A sopravvivere e combattere ci sono la figlia Kenes (Mikha Tambayong), suo fratello Bambang (Marthino Lio), l’ex marito Rudi (Dimas Anggara), la matrigna Karina (Eva Celia) – un tempo migliore amica di Kenes – e il piccolo Raihan (Varen Arianda Calief). Accanto a loro troviamo Ardit Erwandha e Claresta Taufan nei panni di una giovane coppia, Rahman e Ningsih, che si ritrova travolta dal contagio nel giorno di una cerimonia di villaggio. Tutti i personaggi finiscono presto divisi, dispersi e costretti a collaborare per sopravvivere, in un racconto che alterna legami familiari e azione incessante, portando il dramma domestico dentro il caos del contagio.

L’elemento più riuscito di The Elixir sta nella messa in scena fisica e dinamica: Kimo Stamboel, già noto per “The Queen of Black Magic” e “DreadOut”, costruisce sequenze d’assedio e fuga con un senso di spazio e ritmo che valorizza la concretezza dei luoghi. Gli zombie sono velocissimi, feroci, e realizzati con trucco prostetico e effetti pratici firmati da Astrid Sambudiono e Albasirun Ucok, capaci di dare corpo a un orrore viscerale e tangibile. L’idea che la pioggia mandi i morti in uno stato di trance è un’intuizione brillante che spezza la monotonia e introduce un nuovo elemento alla mitologia del genere: acqua come tregua, ma anche come minaccia sospesa.

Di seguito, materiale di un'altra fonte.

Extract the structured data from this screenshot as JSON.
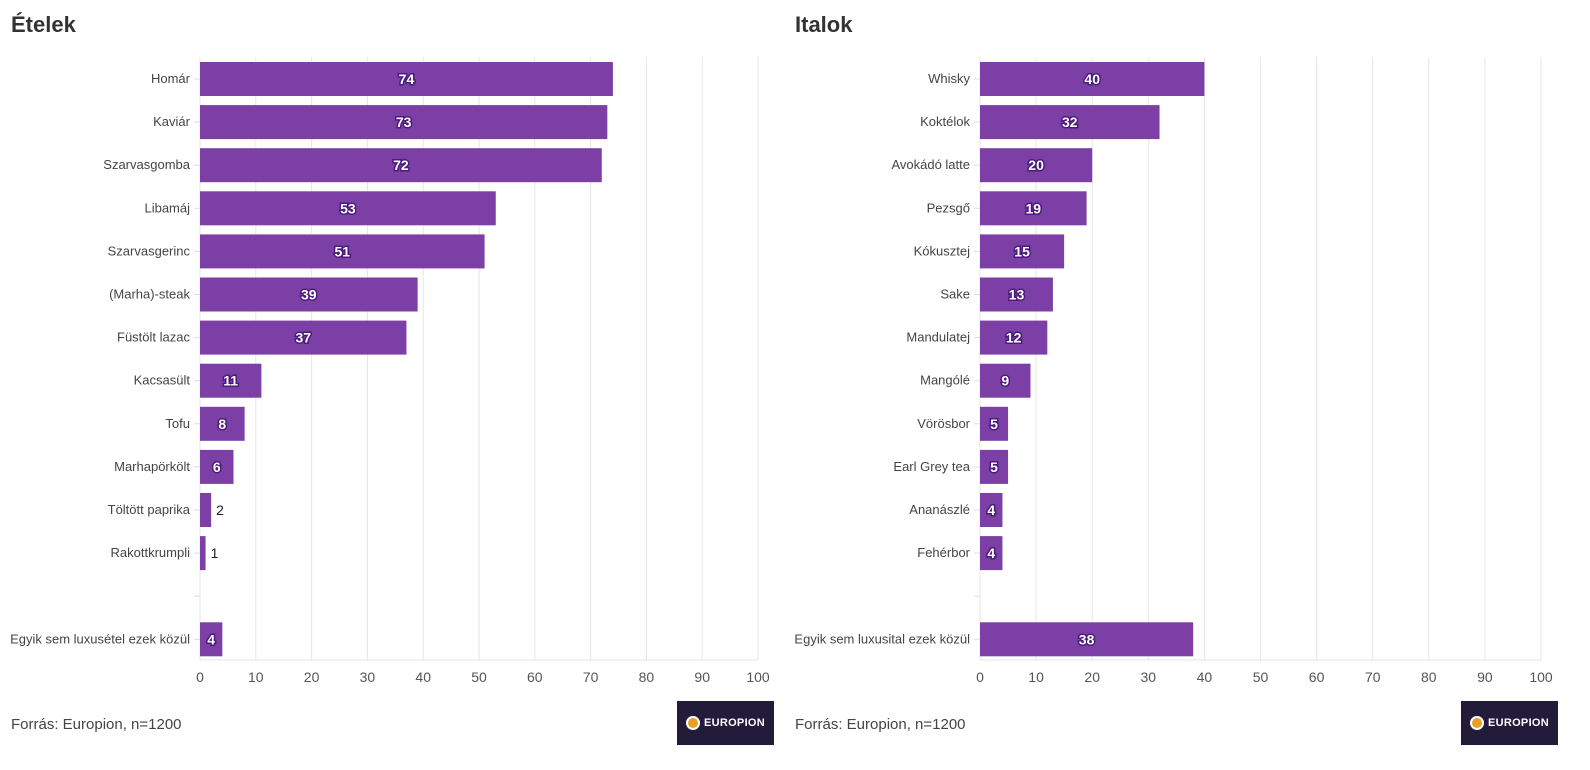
{
  "chart_data": [
    {
      "type": "bar",
      "orientation": "horizontal",
      "title": "Ételek",
      "categories": [
        "Homár",
        "Kaviár",
        "Szarvasgomba",
        "Libamáj",
        "Szarvasgerinc",
        "(Marha)-steak",
        "Füstölt lazac",
        "Kacsasült",
        "Tofu",
        "Marhapörkölt",
        "Töltött paprika",
        "Rakottkrumpli",
        "",
        "Egyik sem luxusétel ezek közül"
      ],
      "values": [
        74,
        73,
        72,
        53,
        51,
        39,
        37,
        11,
        8,
        6,
        2,
        1,
        null,
        4
      ],
      "xlim": [
        0,
        100
      ],
      "xticks": [
        0,
        10,
        20,
        30,
        40,
        50,
        60,
        70,
        80,
        90,
        100
      ],
      "grid": true,
      "data_labels": true,
      "bar_color": "#7b3fa5",
      "source": "Forrás: Europion, n=1200"
    },
    {
      "type": "bar",
      "orientation": "horizontal",
      "title": "Italok",
      "categories": [
        "Whisky",
        "Koktélok",
        "Avokádó latte",
        "Pezsgő",
        "Kókusztej",
        "Sake",
        "Mandulatej",
        "Mangólé",
        "Vörösbor",
        "Earl Grey tea",
        "Ananászlé",
        "Fehérbor",
        "",
        "Egyik sem luxusital ezek közül"
      ],
      "values": [
        40,
        32,
        20,
        19,
        15,
        13,
        12,
        9,
        5,
        5,
        4,
        4,
        null,
        38
      ],
      "xlim": [
        0,
        100
      ],
      "xticks": [
        0,
        10,
        20,
        30,
        40,
        50,
        60,
        70,
        80,
        90,
        100
      ],
      "grid": true,
      "data_labels": true,
      "bar_color": "#7b3fa5",
      "source": "Forrás: Europion, n=1200"
    }
  ],
  "logo": {
    "text": "EUROPION"
  }
}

La regia alterna campi lunghi sulle risaie e drone shot che osservano dall’alto la provincia devastata, con interni bui e fragili dove il legno e il fango diventano prigioni. L’uso del sonoro – colpi sordi, respiri, lamenti in lontananza – e la musica di Fajar Yuskemal amplificano l’angoscia. Stamboel costruisce momenti di tensione notevole, come la sequenza del gruppo in tenuta antisommossa intrappolato tra due ondate di zombie: puro cinema fisico, montato da Fachrun Daud con ritmo martellante. La fotografia di Patrick Tashadian gioca su toni caldi e piovosi, accentuando la sensazione di sudore e rovina.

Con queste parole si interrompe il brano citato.